Maybe I will change my mind about this in the future, but I much happier with this formulation. Also, the values for $c(q)$ are $0, 1, 1, 1$ for $q = 2,3, 4,5$ in this formulation, which is much nicer than the earlier $c_0(2, q) = 2, 3, 3, 3$.
Tables are Nice
Another problem I had with the topic in its current state is that there had been much recent work. Thus, I could no longer keep track of all the constructions and results. At least for me, things are much clearer now. In $J_q(4, 2)$ there exist many exceptional examples and thanks to this tables, I can know remember what they are:
Funnily enough, Morgan Rodgers (who, as several other people, gratefully took a look at a draft of my survey), had forgotten that he found two examples for $q=32$ and $x=495$ in his PhD thesis, not just one. This might have some consequences for our ongoing research (let’s see). It also shows how revisiting older material can be a good things,
The existence results in $J_q(4, 2)$ are clear, but in general dimension it gets messy as well. Currently, I am also happy about my attempt to summarize the situation there:
Overlooked Things
Without going into too much detail here, there is also the question for $m$-sets in an $n$-set which I call $J(n, m)$, the Johnson scheme.

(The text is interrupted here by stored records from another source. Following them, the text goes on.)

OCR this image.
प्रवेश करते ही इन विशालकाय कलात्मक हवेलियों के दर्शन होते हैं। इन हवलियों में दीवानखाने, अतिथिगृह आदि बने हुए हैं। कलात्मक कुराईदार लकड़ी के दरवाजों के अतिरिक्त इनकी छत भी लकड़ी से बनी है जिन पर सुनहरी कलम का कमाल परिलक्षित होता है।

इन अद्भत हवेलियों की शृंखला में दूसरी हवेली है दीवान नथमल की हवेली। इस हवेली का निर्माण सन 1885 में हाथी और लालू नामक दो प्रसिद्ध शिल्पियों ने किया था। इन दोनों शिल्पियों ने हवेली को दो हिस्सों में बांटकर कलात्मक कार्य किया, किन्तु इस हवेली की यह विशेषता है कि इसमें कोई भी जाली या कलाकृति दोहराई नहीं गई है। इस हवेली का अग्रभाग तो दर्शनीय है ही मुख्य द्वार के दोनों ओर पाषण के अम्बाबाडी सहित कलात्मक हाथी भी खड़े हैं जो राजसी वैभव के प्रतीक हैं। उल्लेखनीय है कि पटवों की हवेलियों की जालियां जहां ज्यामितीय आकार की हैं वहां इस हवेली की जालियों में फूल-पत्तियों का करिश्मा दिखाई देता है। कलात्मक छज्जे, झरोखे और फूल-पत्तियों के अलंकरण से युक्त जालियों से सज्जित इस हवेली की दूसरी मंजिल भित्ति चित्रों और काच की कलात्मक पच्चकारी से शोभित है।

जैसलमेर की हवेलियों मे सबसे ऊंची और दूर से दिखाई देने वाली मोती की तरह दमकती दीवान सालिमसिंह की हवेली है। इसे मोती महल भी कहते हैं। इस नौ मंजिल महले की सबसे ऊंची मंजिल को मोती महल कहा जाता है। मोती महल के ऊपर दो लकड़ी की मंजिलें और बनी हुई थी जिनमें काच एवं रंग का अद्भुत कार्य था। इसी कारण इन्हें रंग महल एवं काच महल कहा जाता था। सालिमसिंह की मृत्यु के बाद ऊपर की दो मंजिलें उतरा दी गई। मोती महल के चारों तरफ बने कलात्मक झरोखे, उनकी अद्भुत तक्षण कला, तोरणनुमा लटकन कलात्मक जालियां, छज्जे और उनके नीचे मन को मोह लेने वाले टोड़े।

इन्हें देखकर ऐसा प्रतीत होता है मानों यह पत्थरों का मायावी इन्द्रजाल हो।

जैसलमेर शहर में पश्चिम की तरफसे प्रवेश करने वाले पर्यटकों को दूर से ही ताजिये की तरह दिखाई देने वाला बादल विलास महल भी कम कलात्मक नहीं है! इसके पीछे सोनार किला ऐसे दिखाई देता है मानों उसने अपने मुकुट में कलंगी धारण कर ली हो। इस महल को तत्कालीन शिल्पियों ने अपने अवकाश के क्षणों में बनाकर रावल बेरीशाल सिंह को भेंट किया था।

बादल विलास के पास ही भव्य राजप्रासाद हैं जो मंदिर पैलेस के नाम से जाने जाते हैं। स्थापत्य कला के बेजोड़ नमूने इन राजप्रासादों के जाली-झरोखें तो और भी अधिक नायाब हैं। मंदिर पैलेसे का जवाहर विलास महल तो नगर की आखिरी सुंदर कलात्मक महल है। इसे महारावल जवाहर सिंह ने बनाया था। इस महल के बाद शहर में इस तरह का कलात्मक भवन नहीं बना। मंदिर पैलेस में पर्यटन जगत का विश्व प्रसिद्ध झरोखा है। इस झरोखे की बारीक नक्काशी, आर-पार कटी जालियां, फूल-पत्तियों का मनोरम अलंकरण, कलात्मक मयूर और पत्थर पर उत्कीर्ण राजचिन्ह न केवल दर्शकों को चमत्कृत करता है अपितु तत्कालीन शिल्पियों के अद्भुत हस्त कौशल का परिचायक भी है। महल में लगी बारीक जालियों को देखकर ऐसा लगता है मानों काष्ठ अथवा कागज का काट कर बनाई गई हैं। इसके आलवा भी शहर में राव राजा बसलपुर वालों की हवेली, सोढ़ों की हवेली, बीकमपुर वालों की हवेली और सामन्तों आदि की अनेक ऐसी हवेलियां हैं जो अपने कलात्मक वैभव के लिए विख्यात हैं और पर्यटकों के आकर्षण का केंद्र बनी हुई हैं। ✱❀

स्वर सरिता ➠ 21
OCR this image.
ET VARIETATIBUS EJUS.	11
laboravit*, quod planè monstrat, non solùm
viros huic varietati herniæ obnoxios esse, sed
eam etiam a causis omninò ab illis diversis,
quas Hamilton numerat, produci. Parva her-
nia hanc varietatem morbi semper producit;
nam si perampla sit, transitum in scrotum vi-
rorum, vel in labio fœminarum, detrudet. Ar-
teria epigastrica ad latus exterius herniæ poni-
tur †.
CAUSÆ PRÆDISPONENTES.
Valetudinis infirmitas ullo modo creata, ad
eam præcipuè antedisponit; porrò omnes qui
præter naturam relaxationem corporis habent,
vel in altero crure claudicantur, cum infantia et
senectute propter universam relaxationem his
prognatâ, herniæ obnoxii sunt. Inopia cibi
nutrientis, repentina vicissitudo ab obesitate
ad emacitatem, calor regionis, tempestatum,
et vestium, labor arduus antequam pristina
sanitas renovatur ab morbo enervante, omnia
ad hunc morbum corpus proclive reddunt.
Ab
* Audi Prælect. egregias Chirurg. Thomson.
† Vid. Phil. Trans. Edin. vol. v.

There is the question if a Boolean degree $2$ function depends on at most $4$ variables as it is true if one looks at the whole subspace lattice, or if it can depends on more. For $m < 2d$ it can easily depend on more. For $\min(n-m, m)$ large enough, $4$ is correct. Some time ago I noticed that in $J(8, 4)$ there is an example which depends on $5$ variables. Actually, and I am very thankful to Sasha Gavrilyuk for pointing this out, a general family of degree $2$ functions in $J(2m, m)$ with that property had been described earlier by Vorob’ev in this preprint which predates my observation. In fact, I knew the preprint, but I, strangely enough, somehow did not make the connection.
Anyway, I hope that others will also find my survey useful!